Ollama on Linux — Local AI on Linux (Chapter 5)

Ollama bundles model weights and a inference server into a single binary with no build step required. On Linux, install via the official script or from the binary tarball.

Install via script:

curl -fsSL https://ollama.ai/install.sh | sh

Install manually if you want a specific version:

OLLAMA_VERSION=0.1.47
curl -fsSL https://github.com/ollama/ollama/releases/download/v${OLLAMA_VERSION}/ollama-linux-amd64 -o /usr/local/bin/ollama
chmod +x /usr/local/bin/ollama

Test it:

ollama serve &
ollama pull llama3.2:1b
curl http://localhost:11434/api/generate -d '{
  "model": "llama3.2:1b",
  "prompt": "What is 2+2?",
  "stream": false
}'
# {"response":"4","context":...,"total_duration":...}

The total_duration field tells you wall-clock time from request to response, not token generation speed. To measure tokens per second, use a streaming response and divide token count by time.

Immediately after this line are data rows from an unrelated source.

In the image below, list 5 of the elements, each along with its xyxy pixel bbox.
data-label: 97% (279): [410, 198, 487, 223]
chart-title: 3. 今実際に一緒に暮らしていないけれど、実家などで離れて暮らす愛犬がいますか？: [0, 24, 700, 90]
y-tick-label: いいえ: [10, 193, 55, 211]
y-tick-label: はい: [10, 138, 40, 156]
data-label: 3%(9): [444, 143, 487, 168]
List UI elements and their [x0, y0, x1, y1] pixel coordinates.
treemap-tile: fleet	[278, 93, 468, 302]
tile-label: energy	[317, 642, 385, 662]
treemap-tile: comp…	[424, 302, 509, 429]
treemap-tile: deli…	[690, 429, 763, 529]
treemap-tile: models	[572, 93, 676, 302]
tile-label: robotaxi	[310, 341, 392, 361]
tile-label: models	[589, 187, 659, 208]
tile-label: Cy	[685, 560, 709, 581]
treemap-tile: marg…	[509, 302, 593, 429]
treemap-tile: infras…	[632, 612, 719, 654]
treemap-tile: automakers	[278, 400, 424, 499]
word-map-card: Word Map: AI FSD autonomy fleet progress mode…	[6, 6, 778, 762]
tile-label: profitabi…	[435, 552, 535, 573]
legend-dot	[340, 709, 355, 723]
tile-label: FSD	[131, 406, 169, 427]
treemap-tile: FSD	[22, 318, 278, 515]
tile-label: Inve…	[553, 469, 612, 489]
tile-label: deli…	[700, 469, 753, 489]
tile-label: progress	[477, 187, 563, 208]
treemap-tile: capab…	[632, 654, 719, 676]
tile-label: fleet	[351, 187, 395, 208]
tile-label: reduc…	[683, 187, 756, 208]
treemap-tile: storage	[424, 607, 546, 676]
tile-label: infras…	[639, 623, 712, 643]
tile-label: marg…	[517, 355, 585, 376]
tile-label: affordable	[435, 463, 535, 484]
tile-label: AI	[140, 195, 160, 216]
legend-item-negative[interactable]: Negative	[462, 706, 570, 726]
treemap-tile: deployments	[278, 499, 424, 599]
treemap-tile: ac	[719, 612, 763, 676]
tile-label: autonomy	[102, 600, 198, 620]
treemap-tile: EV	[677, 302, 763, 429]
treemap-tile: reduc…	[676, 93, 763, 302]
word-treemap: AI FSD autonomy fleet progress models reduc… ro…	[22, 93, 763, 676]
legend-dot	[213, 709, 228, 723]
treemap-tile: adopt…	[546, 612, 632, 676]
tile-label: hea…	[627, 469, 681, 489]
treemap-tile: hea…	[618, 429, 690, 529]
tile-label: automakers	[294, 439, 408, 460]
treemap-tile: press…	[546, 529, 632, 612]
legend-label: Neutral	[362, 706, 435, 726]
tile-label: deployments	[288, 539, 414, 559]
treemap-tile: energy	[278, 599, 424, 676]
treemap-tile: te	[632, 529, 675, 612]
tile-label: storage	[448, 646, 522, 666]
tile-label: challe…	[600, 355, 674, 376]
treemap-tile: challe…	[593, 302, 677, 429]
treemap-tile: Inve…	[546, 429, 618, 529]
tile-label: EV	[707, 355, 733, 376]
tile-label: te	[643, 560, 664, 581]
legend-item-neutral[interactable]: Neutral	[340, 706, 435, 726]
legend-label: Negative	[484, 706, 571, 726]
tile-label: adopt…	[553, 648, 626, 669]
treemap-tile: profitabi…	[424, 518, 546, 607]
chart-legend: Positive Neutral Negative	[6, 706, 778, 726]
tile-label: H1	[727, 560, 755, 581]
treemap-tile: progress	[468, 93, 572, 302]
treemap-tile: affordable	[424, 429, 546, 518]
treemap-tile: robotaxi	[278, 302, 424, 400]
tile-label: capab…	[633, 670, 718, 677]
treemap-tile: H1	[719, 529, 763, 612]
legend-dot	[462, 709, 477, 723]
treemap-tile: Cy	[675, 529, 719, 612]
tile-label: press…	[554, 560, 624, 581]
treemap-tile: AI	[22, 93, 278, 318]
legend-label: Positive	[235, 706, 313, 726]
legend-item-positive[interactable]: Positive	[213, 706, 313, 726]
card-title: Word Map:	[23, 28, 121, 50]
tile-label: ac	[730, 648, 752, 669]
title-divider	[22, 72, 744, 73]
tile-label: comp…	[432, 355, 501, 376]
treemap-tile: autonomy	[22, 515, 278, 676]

Failure mode: ollama serve starts but returns connection refused on port 11434. Check netstat -tlnp | grep 11434. If nothing is listening, the service may have crashed on startup. Check /var/log/syslog or run journalctl -u ollama if running as a systemd service.

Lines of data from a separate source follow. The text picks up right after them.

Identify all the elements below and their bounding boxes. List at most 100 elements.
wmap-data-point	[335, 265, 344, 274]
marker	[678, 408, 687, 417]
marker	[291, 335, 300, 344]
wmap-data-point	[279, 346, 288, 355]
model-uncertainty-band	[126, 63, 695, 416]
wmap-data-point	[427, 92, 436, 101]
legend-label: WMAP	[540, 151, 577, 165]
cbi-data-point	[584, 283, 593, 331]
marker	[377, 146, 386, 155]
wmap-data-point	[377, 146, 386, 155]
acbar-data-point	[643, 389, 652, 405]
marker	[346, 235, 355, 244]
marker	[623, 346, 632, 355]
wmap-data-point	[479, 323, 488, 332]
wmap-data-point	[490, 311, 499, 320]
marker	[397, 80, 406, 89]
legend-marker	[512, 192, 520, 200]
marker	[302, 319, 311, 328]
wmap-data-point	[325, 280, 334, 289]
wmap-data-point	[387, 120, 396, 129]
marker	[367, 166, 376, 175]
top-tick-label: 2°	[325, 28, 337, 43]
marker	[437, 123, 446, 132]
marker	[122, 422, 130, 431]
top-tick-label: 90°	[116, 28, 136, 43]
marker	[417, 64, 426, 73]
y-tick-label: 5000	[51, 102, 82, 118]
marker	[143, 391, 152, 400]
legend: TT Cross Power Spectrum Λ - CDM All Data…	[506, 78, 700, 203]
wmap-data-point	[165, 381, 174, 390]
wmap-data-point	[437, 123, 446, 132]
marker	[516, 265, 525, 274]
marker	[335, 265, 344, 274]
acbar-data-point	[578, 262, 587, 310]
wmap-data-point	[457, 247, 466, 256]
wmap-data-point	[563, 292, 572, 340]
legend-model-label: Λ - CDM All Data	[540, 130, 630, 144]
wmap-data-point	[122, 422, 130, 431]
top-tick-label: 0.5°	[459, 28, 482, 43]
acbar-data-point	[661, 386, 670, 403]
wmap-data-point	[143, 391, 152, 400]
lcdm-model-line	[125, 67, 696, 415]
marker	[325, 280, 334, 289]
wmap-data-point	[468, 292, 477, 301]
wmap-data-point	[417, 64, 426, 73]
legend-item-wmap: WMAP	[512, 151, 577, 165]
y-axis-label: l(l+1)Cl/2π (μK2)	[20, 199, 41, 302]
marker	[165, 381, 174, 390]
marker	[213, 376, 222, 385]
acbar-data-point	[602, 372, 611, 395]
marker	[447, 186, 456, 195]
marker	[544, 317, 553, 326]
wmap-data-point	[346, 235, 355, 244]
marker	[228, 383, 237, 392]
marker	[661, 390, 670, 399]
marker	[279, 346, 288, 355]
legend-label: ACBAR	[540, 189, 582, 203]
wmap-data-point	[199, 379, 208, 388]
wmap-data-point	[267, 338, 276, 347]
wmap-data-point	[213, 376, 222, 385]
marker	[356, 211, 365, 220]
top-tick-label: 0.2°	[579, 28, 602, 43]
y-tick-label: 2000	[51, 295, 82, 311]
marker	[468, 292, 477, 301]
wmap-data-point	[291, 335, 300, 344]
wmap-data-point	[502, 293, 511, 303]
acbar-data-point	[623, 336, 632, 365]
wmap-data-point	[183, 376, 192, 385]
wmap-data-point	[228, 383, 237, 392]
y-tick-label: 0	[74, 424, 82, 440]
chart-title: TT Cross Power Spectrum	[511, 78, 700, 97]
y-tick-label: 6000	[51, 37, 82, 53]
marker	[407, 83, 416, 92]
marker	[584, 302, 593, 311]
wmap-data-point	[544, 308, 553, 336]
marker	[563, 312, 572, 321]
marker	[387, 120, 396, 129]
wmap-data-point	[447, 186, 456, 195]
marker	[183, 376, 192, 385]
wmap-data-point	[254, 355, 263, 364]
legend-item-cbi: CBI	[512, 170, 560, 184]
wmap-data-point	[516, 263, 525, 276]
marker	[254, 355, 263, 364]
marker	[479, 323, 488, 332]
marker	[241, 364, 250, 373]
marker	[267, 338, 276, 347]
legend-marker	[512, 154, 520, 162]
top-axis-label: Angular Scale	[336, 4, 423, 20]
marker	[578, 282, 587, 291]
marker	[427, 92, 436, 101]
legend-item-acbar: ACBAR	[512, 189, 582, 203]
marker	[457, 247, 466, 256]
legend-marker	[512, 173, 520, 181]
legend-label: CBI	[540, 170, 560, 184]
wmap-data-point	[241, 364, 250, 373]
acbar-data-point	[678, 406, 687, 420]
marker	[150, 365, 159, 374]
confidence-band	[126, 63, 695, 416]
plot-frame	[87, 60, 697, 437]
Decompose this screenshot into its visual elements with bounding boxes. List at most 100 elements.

Failure mode: Ollama uses GPU fine but returns error loading model: no such file or directory. This happens when the model is stored in a path that does not exist, typically after a package upgrade moved the model directory. Check cat ~/.ollama/models/manifests/registry.ollama.ai/library/llama3.2:1b to see where weights are stored.

Failure mode: Model download is extremely slow. Ollama's default pulls are from the Ollama library over HTTPS. If you have a local network cache or a mirror, you cannot redirect it in Ollama. For faster local deployment, download the GGUF file directly and ollama create mymodel -f ./Modelfile pointing at the GGUF path.

Local verification checkpoint

Run the smallest example from this chapter in a local workspace and record the package version, runtime, data path, and observed output. If the result depends on model size, vector count, CPU/GPU backend, or available memory, note that constraint beside the exercise so the lesson remains reproducible.